At Sex Coach U, we teach students how to use the MEBES©  Wheel, a model designed by our founder and pioneer of the field, Dr. Patti Britton. The elements of the MEBES©  Wheel are Mind, Emotion, Body, Energy, and Spirit. This model is a fantastic way for professionals to address the wide array of sexual concerns people have, and it can even be used as a valuable self-coaching tool.  

Here are a few examples of potential sexual rights violations that may occur and how they fall within the realm of the MEBES© model.

  • M (mind): You may not have received accurate or comprehensive sexual education and will have to seek out alternative ways to get accurate information on sexual function.
  • B (body): You may be experiencing coercion related to your bodily autonomy. 
  • E (emotion): You may feel unable to authentically express yourself sexually and feel alienated within your community.

When examining your own sexuality and any concerns related to it, the MEBES© model is an invaluable tool that can help you reframe your thoughts for the better. It can help set you up for success if you decide to seek out the services of a sex coach, therapist, educator, or other sex-positive professional.  

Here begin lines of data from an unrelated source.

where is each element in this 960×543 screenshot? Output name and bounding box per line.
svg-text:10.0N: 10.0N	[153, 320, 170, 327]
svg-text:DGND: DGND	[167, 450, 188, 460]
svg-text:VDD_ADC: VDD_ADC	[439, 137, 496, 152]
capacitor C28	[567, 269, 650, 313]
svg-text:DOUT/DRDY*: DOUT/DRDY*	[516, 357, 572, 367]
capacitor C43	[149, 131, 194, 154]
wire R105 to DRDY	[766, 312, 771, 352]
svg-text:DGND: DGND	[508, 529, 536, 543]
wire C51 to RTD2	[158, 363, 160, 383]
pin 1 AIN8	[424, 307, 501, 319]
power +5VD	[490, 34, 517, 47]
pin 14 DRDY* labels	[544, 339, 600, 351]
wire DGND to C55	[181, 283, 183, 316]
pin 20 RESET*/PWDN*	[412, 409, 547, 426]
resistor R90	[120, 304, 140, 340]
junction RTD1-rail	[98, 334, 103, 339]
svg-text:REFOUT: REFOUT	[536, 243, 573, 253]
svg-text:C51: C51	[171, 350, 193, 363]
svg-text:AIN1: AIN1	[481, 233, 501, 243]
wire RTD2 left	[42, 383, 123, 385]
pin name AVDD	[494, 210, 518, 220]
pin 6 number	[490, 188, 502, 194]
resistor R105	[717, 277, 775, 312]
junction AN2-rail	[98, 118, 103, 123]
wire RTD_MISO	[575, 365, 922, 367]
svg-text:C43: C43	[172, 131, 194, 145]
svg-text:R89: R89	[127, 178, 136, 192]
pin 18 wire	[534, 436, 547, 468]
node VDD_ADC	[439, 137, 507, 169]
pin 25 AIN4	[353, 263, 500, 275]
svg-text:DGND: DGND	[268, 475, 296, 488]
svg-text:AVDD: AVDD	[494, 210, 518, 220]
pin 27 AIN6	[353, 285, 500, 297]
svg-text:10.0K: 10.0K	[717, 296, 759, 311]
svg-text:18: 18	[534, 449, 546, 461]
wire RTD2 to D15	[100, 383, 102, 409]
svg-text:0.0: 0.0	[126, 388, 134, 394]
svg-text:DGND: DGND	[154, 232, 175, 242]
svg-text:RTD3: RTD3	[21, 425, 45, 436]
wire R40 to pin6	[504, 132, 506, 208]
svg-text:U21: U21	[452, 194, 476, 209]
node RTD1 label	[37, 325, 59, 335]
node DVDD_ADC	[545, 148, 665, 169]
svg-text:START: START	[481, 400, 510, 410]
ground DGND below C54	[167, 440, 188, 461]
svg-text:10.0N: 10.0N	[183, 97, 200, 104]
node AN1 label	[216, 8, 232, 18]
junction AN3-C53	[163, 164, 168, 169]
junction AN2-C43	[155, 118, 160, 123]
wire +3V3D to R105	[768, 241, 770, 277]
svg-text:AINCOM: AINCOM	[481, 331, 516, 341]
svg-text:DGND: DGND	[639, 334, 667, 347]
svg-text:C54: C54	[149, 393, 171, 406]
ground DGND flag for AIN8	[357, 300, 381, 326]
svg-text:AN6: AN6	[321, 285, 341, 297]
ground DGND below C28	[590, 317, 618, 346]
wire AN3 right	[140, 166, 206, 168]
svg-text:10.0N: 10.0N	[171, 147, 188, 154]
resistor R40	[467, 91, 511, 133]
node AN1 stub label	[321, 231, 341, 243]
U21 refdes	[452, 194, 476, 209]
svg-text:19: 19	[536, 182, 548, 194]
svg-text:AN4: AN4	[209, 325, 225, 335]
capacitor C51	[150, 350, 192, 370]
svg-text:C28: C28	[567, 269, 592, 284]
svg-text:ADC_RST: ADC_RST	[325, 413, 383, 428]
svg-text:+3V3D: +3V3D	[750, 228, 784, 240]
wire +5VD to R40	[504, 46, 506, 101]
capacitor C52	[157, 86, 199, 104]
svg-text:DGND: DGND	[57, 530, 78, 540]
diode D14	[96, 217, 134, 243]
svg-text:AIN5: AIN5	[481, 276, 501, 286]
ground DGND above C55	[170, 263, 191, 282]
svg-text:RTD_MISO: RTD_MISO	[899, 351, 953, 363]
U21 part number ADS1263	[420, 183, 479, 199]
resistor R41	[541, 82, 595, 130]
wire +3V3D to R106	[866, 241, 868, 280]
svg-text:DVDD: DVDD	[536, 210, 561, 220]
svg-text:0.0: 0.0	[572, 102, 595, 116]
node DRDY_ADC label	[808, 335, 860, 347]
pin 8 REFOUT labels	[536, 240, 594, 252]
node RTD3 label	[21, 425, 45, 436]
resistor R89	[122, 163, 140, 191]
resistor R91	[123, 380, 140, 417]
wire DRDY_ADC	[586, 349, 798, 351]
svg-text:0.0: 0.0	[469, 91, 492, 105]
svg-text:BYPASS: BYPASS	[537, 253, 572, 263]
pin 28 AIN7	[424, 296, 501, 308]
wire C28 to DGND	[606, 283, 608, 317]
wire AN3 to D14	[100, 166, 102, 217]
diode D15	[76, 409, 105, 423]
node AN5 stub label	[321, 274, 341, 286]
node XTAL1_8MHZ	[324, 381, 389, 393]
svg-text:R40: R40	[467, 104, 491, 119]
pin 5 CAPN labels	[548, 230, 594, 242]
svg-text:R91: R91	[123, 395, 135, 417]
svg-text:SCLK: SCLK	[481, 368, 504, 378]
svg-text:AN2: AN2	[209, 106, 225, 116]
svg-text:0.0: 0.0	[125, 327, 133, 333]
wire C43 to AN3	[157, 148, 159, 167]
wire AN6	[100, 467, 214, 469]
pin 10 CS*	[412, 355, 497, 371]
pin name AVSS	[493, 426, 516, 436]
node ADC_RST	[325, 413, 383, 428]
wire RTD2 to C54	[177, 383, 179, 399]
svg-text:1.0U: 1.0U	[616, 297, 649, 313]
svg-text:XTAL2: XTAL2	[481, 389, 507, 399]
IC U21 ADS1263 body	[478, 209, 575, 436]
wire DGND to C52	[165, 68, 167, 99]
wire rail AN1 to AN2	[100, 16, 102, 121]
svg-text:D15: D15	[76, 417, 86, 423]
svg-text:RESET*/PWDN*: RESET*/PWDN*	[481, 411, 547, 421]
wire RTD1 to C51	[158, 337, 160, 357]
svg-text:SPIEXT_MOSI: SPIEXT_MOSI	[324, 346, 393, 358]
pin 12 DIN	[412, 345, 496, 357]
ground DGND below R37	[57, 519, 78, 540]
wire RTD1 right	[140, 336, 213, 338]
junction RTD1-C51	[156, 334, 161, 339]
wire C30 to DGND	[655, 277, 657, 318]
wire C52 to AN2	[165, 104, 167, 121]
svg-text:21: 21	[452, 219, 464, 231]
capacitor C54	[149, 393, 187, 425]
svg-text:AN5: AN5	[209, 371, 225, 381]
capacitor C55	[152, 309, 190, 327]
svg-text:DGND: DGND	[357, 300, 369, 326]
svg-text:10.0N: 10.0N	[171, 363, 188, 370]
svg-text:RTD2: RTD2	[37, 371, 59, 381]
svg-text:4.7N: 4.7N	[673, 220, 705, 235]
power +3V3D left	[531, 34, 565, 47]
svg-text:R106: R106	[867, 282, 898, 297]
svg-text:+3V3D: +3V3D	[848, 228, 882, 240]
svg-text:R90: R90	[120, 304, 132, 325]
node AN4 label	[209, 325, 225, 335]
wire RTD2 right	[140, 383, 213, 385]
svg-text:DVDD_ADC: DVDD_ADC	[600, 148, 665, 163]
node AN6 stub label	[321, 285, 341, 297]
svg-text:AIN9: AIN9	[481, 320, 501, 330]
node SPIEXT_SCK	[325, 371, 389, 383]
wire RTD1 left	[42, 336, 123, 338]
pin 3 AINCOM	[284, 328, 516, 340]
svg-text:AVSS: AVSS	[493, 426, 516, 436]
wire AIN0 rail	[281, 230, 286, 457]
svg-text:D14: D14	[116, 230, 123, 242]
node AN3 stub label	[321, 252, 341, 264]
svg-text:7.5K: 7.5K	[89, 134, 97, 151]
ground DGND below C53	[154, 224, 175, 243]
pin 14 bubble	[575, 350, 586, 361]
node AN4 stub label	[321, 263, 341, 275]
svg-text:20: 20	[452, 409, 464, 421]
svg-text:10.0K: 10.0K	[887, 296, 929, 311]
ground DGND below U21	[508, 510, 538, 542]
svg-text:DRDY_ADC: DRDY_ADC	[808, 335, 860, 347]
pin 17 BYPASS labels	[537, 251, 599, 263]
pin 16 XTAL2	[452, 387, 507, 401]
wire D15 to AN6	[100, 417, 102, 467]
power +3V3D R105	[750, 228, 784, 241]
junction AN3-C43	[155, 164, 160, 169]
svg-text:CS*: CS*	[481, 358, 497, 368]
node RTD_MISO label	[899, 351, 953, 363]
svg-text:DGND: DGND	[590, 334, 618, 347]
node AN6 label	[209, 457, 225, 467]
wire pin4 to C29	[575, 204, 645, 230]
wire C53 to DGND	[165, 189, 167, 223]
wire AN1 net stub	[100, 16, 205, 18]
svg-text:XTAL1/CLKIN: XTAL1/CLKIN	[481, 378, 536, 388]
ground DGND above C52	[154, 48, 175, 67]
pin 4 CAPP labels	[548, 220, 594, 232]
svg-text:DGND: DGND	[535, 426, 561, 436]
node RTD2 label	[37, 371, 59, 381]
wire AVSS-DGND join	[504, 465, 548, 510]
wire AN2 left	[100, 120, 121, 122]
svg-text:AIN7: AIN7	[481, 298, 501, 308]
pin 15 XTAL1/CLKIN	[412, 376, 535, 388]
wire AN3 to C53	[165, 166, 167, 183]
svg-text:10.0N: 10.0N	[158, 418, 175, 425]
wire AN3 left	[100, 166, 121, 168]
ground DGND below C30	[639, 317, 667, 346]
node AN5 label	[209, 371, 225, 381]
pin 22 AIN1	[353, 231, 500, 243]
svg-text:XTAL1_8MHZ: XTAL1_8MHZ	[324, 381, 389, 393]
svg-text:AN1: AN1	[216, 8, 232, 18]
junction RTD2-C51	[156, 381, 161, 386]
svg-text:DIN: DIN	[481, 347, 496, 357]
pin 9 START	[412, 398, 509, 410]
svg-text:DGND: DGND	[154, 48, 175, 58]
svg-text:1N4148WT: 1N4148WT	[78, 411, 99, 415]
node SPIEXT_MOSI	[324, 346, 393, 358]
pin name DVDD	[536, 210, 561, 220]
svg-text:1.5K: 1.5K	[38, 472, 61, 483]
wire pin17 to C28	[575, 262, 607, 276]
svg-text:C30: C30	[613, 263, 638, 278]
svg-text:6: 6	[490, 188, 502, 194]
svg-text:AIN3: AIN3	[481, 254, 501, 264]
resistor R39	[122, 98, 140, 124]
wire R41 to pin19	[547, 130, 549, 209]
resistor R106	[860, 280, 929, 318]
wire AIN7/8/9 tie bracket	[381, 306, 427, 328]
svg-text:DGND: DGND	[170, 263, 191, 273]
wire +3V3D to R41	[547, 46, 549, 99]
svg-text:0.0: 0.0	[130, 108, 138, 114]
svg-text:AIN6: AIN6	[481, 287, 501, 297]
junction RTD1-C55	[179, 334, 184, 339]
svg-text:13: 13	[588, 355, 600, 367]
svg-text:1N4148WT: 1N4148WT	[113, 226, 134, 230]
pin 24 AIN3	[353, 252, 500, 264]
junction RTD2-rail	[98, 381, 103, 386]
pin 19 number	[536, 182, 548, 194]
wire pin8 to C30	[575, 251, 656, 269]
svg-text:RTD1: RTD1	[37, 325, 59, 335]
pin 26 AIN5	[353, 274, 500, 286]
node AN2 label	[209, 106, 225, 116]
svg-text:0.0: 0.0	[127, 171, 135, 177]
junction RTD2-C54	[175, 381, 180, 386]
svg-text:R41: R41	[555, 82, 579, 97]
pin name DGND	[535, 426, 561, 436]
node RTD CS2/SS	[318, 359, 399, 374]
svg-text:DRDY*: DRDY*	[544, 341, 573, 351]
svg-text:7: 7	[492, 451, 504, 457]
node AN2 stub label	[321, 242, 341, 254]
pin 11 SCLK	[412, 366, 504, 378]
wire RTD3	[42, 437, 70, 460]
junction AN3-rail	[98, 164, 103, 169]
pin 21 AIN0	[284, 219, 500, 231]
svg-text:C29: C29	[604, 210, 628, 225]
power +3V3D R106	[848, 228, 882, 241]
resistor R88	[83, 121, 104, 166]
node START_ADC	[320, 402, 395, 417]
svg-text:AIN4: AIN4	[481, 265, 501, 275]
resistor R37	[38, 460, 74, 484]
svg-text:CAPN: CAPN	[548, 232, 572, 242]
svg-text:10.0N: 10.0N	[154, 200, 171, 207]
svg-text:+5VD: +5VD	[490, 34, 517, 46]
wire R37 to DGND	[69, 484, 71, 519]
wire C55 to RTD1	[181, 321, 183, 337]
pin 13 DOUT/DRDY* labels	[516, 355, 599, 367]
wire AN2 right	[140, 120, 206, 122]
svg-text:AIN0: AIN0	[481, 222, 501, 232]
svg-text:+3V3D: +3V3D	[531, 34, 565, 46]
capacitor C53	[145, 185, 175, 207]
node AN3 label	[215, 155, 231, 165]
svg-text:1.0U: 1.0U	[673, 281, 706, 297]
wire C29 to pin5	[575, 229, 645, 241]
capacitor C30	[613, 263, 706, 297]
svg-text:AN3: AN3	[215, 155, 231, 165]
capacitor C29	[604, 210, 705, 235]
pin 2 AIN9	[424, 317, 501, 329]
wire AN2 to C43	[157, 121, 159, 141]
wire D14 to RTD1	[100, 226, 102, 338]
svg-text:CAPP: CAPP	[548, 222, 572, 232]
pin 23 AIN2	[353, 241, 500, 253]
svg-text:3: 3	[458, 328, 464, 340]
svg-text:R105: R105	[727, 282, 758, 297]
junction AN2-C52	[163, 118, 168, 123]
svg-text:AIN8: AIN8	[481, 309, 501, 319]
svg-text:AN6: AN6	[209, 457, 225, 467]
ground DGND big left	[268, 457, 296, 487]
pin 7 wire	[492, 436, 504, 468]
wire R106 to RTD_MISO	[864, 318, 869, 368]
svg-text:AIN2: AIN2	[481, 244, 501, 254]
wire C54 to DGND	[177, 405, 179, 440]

For those of us who are sex-positive professionals, these might seem like obvious things for a coach to bring out during an assessment. However, it is with the support of sexual rights that we can give our clients the tools to strengthen whichever particular aspect is in need. This empowers them to more fully realize their action plan.

Whether you are a practicing or aspiring sex coach another type of sexuality professional, or a general advocate for healthy sexuality, it is a good idea to brush up on your understanding of sexual rights. By staying current with the most up to date definitions, we can empower more people in our communities to stand up for themselves by reclaiming and maintaining these inherent rights that can never be taken away.